The MacDonalds of Sleat are the descendants of Hugh, the third son of Alexander, 3rd Lord of the Isles. Hugh had ability and power and sat on the Council of the Isles.

After the Lordship had been forfeited in the 1400s because of attempts to reclaim the MacDonald mainland possessions, Hugh obtained a charter to retain his own lands. His son John inherited these.


An artist’s impression of what the former seat Dunscaith Castle on Skye may have looked like

John had five sons, each to a different woman, and these MacDonalds threw the clan into a period of destructive evil. One, Black Archibald, grandson of Torquil of Lewis, is described as having a soul as dark as his complexion. With two of his half-brothers he conspired to murder the eldest half-brother whom he had strangled.

He invited another brother, Donald Hearach, to dinner to see his newly-built gallery. During the meal he stabbed Donald in the back.

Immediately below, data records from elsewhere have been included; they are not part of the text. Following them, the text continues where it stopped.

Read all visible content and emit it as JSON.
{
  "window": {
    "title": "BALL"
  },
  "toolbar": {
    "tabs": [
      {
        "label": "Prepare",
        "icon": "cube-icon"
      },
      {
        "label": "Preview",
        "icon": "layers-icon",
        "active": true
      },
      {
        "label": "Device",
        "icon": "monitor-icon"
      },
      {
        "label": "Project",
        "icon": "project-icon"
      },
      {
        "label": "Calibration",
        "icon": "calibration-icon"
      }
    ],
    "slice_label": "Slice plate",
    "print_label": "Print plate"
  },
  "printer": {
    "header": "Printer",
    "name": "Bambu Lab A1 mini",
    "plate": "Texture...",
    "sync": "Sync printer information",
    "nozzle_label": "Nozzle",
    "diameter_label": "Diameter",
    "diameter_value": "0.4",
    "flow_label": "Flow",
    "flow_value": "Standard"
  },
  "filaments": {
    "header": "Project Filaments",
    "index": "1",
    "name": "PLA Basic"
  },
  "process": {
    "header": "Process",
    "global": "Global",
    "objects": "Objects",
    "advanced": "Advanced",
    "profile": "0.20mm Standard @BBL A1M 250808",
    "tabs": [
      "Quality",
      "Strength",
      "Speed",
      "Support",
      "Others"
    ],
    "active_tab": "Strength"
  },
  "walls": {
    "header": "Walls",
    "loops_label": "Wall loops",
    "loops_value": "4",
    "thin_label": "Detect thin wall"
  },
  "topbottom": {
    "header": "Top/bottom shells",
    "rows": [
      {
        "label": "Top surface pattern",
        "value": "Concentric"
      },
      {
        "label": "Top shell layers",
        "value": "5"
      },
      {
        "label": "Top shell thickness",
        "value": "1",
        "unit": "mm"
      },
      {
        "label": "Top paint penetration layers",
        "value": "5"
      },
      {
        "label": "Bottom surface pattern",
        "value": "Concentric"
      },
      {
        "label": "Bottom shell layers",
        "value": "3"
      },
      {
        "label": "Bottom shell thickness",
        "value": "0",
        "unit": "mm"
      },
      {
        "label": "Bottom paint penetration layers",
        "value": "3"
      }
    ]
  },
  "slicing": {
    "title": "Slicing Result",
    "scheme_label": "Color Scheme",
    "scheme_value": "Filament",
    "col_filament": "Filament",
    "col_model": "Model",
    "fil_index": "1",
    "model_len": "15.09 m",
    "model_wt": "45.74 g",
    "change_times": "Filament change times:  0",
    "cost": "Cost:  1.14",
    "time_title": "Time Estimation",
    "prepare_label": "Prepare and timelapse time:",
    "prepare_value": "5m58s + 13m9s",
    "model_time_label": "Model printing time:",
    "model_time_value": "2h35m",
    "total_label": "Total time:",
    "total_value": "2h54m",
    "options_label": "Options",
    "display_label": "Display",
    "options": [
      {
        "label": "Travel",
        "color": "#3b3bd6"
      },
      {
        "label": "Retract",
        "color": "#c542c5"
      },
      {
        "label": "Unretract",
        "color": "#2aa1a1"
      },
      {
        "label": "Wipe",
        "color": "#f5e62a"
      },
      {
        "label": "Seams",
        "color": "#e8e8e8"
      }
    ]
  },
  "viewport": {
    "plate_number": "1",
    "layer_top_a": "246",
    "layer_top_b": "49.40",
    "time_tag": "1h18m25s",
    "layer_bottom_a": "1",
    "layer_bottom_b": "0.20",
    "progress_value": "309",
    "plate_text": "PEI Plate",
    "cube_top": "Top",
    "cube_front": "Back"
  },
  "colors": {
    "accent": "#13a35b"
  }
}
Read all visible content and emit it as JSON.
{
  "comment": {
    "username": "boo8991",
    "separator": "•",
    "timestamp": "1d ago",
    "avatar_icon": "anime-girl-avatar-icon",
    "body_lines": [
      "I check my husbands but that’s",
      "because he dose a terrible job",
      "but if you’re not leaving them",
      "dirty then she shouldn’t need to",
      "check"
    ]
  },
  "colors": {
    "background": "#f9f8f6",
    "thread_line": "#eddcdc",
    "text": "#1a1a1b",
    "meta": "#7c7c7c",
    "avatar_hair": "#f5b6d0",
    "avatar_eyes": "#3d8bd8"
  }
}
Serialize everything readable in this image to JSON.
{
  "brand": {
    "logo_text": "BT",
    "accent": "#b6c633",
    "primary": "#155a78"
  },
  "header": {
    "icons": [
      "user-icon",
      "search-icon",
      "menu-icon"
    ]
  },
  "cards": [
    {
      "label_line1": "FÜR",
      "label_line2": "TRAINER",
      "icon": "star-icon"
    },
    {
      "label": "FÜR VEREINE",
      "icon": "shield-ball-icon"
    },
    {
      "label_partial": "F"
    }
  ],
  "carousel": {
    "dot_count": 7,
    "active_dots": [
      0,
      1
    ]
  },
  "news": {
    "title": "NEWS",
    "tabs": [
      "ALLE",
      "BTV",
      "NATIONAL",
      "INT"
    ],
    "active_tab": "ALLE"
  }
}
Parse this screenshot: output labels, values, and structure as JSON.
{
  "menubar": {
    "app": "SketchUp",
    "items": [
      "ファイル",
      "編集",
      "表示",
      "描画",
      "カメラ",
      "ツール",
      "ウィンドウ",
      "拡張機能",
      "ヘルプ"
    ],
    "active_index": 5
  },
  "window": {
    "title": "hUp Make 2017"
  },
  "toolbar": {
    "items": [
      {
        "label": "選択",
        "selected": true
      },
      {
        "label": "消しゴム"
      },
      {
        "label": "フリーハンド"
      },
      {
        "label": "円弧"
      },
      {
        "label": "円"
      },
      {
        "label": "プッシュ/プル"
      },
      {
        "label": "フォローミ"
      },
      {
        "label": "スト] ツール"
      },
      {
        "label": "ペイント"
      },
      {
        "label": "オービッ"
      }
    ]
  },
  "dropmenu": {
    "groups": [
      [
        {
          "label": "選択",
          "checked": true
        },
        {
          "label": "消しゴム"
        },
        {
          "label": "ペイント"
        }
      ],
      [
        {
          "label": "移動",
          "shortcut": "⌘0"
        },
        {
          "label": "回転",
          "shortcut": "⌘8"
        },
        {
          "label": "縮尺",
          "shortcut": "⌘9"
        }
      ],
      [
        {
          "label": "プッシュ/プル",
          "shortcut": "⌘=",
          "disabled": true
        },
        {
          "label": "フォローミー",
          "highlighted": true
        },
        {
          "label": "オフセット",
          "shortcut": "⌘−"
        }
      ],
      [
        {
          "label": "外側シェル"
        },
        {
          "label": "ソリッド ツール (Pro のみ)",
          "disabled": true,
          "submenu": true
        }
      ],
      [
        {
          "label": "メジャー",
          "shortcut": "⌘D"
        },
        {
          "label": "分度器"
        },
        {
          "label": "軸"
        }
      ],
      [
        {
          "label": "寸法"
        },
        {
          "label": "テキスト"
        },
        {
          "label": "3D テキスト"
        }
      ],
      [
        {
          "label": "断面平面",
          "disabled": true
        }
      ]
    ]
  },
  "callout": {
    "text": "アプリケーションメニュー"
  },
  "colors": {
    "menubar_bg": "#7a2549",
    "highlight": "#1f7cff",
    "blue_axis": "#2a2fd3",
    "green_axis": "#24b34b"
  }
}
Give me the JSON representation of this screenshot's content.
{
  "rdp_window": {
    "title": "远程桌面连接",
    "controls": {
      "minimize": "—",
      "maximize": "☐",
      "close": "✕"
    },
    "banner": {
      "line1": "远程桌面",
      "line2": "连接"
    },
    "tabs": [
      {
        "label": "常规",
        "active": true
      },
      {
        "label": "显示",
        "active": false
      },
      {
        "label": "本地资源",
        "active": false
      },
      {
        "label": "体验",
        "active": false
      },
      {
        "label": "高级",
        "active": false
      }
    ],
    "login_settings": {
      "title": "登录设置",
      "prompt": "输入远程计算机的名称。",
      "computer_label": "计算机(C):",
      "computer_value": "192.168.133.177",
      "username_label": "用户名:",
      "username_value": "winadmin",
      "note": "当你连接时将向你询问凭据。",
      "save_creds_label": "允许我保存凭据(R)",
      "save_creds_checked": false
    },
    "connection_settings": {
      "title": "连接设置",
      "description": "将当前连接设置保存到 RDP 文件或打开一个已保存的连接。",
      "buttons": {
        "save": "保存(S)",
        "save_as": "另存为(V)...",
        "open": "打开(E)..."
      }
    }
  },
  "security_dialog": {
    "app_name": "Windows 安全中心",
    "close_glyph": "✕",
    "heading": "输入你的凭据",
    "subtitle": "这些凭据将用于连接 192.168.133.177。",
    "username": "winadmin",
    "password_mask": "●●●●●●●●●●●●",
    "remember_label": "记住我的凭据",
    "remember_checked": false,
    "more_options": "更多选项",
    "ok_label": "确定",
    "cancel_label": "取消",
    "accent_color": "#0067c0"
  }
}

In the violent reprisals Black Archibald seemed the only brother to survive, till Donald and Ranald Grumach, his nephews, murdered him. Donald became Clan Chief in 1518.

In 1608 after almost a century of feuding, including MacDonald battles with the MacKenzies and the MacLeans in attempts to reclaim lost property of the house of Sleat, all the relevant chiefs were called to meet Lord Ochiltree, the King’s representative, to discuss the royal intentions for the governing of the Isles.

The chiefs did not agree with the King’s plans and found themselves in prison. Donald was incarcerated in Blackness Castle. His release was granted when he at last submitted to the King. He died in 1616 and Sir Donald MacLeod, his nephew, succeeded him and became the first Baronet of Sleat.

Because Sir Alexander MacDonald took no part in the 1745 rising the Sleat possessions remained secure.